Mind, Language and Action.
Proceedings of the 36th International Wittgenstein Symposium
Hrsg. v. Moyal-Sharrock, Danièle / Munz, Volker / Coliva, Annalisa
de Gruyter 2015
The volume takes on the much-needed task of describing and explaining the nature of the relations and interactions between mind, language and action in defining mentality. Papers by renowned philosophers unravel what is increasingly acknowledged to be the enacted nature of the mind, memory and language-acquisition, whilst also calling attention to Wittgenstein’s contribution. The volume offers unprecedented insight, clarity, scope, and currency.

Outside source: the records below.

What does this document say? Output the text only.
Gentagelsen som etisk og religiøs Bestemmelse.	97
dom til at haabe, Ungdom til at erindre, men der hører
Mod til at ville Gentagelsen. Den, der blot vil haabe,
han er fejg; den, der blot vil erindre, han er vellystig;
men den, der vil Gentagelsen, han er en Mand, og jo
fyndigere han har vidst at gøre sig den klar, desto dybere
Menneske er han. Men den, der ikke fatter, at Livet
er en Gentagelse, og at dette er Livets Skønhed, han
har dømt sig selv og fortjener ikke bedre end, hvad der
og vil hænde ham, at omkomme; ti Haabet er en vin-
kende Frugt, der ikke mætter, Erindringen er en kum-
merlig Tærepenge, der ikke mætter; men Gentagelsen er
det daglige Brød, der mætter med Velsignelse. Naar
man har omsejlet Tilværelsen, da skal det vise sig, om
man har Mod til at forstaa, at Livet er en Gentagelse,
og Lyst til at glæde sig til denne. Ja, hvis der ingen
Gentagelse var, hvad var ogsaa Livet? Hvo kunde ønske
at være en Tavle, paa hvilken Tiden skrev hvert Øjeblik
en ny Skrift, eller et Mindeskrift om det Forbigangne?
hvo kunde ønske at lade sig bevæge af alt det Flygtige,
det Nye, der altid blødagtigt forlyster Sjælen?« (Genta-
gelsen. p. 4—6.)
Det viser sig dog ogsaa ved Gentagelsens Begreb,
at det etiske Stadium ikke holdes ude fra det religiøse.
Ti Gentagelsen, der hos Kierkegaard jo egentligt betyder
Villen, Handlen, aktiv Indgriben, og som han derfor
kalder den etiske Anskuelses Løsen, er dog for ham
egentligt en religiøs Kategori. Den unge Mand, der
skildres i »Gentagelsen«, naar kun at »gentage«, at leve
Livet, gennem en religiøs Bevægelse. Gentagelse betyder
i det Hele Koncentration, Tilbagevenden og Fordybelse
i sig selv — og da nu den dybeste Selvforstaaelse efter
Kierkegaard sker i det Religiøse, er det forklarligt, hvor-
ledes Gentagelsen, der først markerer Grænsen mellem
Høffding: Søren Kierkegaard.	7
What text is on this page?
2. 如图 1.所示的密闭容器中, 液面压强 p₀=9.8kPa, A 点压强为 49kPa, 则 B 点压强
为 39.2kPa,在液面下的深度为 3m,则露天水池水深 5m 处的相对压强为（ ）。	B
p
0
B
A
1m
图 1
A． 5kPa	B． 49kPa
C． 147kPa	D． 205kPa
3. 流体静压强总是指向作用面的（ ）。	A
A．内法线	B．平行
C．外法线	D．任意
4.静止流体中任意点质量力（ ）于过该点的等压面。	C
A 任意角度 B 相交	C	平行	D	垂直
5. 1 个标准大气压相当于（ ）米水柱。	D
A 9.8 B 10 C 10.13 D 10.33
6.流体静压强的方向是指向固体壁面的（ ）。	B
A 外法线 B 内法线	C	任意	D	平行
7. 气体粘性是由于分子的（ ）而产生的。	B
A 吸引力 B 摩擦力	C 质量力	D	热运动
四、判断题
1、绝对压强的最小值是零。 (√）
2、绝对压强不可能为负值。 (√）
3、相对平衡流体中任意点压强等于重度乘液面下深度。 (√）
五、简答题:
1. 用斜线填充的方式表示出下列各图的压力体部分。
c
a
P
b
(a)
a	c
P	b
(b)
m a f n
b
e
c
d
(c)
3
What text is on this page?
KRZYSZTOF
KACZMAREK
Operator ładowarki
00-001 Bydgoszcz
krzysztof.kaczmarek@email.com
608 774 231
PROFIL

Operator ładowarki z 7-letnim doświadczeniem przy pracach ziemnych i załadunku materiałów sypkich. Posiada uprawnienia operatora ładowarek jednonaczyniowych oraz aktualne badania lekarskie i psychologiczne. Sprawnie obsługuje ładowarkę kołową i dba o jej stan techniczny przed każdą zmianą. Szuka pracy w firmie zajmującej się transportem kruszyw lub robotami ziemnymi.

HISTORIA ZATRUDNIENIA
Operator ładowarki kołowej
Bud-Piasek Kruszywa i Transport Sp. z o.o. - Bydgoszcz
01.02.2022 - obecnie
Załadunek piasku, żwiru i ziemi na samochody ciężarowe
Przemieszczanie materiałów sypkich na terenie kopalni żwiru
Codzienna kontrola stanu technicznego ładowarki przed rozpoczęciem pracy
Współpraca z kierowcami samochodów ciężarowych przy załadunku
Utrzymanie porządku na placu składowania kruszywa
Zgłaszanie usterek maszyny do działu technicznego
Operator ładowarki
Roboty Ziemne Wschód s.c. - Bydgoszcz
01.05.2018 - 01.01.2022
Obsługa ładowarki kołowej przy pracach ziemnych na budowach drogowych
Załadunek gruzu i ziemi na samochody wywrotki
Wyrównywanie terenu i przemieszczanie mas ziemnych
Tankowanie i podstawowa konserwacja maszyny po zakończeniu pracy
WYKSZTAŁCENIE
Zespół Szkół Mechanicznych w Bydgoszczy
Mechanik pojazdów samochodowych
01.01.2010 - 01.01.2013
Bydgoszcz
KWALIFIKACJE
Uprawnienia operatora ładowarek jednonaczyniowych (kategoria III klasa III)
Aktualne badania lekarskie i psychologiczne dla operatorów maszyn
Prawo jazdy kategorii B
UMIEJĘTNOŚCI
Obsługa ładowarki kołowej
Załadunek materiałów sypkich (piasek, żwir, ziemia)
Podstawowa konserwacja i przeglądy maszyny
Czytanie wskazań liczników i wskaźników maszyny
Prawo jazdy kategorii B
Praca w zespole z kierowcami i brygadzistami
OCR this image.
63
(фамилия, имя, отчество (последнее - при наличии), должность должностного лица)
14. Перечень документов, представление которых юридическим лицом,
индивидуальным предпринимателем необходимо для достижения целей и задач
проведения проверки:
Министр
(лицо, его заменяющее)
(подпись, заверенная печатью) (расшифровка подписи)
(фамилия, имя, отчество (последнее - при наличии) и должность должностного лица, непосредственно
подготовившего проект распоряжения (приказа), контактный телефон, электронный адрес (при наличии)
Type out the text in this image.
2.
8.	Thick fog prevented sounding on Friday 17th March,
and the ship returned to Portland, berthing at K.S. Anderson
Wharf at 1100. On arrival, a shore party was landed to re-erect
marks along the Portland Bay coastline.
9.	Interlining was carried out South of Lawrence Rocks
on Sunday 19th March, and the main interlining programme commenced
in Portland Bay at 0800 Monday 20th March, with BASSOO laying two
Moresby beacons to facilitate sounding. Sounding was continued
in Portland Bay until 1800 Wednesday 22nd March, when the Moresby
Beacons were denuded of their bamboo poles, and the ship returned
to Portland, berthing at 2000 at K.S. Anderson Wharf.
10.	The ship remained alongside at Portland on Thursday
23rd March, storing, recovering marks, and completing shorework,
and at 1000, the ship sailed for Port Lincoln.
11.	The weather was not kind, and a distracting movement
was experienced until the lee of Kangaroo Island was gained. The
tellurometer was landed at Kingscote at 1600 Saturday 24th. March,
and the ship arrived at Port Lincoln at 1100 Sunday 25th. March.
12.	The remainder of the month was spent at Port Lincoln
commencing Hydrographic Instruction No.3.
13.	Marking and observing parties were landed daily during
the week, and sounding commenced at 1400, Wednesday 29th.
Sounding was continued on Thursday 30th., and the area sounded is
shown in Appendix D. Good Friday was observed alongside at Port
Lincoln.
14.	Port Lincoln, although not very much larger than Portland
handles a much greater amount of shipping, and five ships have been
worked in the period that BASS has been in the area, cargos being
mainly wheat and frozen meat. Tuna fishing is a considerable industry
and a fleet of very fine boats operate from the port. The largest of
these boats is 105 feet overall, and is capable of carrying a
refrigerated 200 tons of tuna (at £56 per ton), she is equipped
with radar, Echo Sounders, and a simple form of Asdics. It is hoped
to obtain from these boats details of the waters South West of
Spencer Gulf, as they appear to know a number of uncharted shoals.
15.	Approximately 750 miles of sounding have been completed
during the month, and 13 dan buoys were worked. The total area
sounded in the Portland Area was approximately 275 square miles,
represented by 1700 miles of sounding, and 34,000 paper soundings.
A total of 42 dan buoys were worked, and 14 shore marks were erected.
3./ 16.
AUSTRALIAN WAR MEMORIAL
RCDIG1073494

Factories of Knowledge, Industries of Creativity
Raunig, Gerald
The MIT Press, Cambridge (MA), 2013.
What was once the factory is now the university. As deindustrialization spreads and the working class is decentralized, new means of social resistance and political activism need to be sought in what may be the last places where they are possible: the university and the art world. Gerald Raunig‘s new book analyzes the potential that cognitive and creative labor has in these two arenas to resist the new regimes of domination imposed by cognitive capitalism. Drawing on Gilles Deleuze’s concept of "modulation" as the market-driven imperative for the constant transformation and reinvention of subjectivity, in Factories of Knowledge, Industries of Creativity, Raunig charts alternative horizons for resistance.
Looking at recent social struggles including the university strikes in Europe, the Spanish ¡Democracia real YA! organization, the Arab revolts, and the Occupy movement, Raunig argues for a reassessment of the importance of cultural and knowledge production. The central role of the university, he asserts, is not as a factory of knowledge but as a place of creative disobedience.